What ho, teeny-weeny airhead lunatics! It is I, Asperitus, the awful auspex and reader of cheeses! I have come to chastise you in the usual manner. Yes indeed!
It is time for the vile and bitter rant of prognosticative gabble, waffle and piffle. Heavens forfend, it is awful August and so we must proceed apace to read what further tyre tracks the cosmic wheels will grind into the highway of your sad and tragic little lives.
Last time we left, you were naked, splattered with rotten fruit and stranded in some village square, a moving target for foreign locals (and their fruit), in a land unknown to you by name or culture. Mayhap the 'pelting' was a civic welcome, traditional in an orchardist region which this will prove to be. Or, perhaps you had stumbled into a market gardeners' war, as rival fruiterers pelted it out for local supremacy. Or perhaps we will never know the truth for the last act of the drama was a too too solid apple that bounced off your bonce, sending you sprawling on the cobbles, plummeting into the realms of unconsciousness where those of us that know you feel you most properly belong.

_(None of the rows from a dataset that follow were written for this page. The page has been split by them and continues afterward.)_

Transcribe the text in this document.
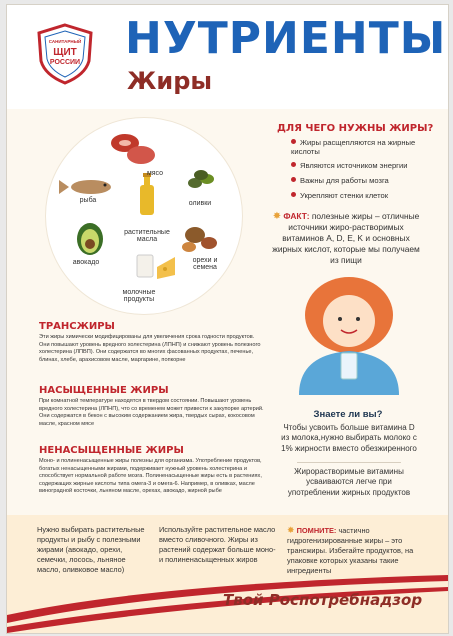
САНИТАРНЫЙ
ЩИТ
РОССИИ	НУТРИЕНТЫ
Жиры
мясо
рыба	оливки
растительные масла
авокадо	орехи и семена
молочные продукты
ДЛЯ ЧЕГО НУЖНЫ ЖИРЫ?
Жиры расщепляются на жирные кислоты
Являются источником энергии
Важны для работы мозга
Укрепляют стенки клеток
✸ ФАКТ: полезные жиры – отличные источники жиро-растворимых витаминов А, D, E, K и основных жирных кислот, которые мы получаем из пищи
ТРАНСЖИРЫ
Эти жиры химически модифицированы для увеличения срока годности продуктов. Они повышают уровень вредного холестерина (ЛПНП) и снижают уровень полезного холестерина (ЛПВП). Они содержатся во многих фасованных продуктах, печенье, блинах, хлебе, арахисовом масле, маргарине, попкорне
НАСЫЩЕННЫЕ ЖИРЫ
При комнатной температуре находятся в твердом состоянии. Повышают уровень вредного холестерина (ЛПНП), что со временем может привести к закупорке артерий. Они содержатся в бекон с высоким содержанием жира, твердых сырах, кокосовом масле, красном мясе
НЕНАСЫЩЕННЫЕ ЖИРЫ
Моно- и полиненасыщенные жиры полезны для организма. Употребление продуктов, богатых ненасыщенными жирами, подерживает нужный уровень холестерина и способствует нормальной работе мозга. Полиненасыщенные жиры есть в растениях, содержащих жирные кислоты типа омега-3 и омега-6. Например, в оливках, масле виноградной косточки, льняном масле, орехах, авокадо, жирной рыбе
Знаете ли вы?
Чтобы усвоить больше витамина D из молока,нужно выбирать молоко с 1% жирности вместо обезжиренного
Жирорастворимые витамины усваиваются легче при употреблении жирных продуктов
Нужно выбирать растительные продукты и рыбу с полезными жирами (авокадо, орехи, семечки, лосось, льняное масло, оливковое масло)
Используйте растительное масло вместо сливочного. Жиры из растений содержат больше моно- и полиненасыщенных жиров
✸ ПОМНИТЕ: частично гидрогенизированные жиры – это трансжиры. Избегайте продуктов, на упаковке которых указаны такие ингредиенты
Твой Роспотребнадзор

So what will we find as we investigate your shenanigans this time? Why, let us drink the dread draught and so discover. Raise the tankard to wet your flapping lips, my ghastly twerps. Mischievous Mercury is first cab off the rank as he plonks his pointy end into loathsome Leo. Thus, you clamber into wakefulness as voices, concerned and authoritative, fill the air. You're poked and prodded in an eccentrically intimate manner as an unnervingly high-pitched tone buzzes and twangs in your ears.
But what's this? Great barking bandicoots, if it's not marauding Mars, grunting and belching as he bashes and crashes into your nasty sign. Your entire physical being (ugh) instanter surges with a blast of raw rambunctious power. You spring to your feet, healed of your ills, apart from the canker of uselessness that infests your being. There is no remedy for that but the final one! Still, you maffick and cavort, making loud cries of 'huzzah' and other inane celebratory utterances until you stop, transfixed! Eek! You're face to face with a garish figure, a gnarled and bony ancient creature, decked in leaves, spider webs, twigs and feathers, with a grim countenance and rough hewn jewellery emerging from every imaginable orifice, a face as stuck with sharpened points as a pin cushion is stuck with pins.
Jolly Jupiter lurches forward in addlepate Sagittarius and the creature screeches insanely, makes saltatory leaps and gesticulates wildly, urging the crowd about to welcome you as you stand in the splash of smashed and rotting fruit. 'We meet again,' says the creature in a voice like a corncrake, as vamping Venus grinds backwards into lackwit Leo. And, though you have not the slightest inkling of how this may be true, you're instanter shaking hands and wittering in that inane and enthusiastic manner, so familiar to all those who just wish you'd stop talking for a year or two.
Come the New Moon in the lackwit sign of the Lion, it emerges that this creature (you're still unsure if it's male or female) is a shaman in whatever country you've landed in (you still can't comprehend the lingo). The creature's healing touch and feathered magic have brought you back to life. And, tiny twits, this fantastical figure of rustic jiggery-pokery invites you to learn the trade so you may graduate to wearing feathers and smelling like a pigpen, all due to a bizarre notion that the two of you were connected in a past life. One would have thought the present one would have been sufficient. But yet, my loopy loonies, aspects being what they are, you fall to the glamour of unseemly doings involving narcotic Neptune and the great Sol Invicti. You head for the hills with this feathered fool, set on learning to mutter incomprehensibly (an art we thought you had mastered) whilst waving feathers and sticks in a mysterious manner.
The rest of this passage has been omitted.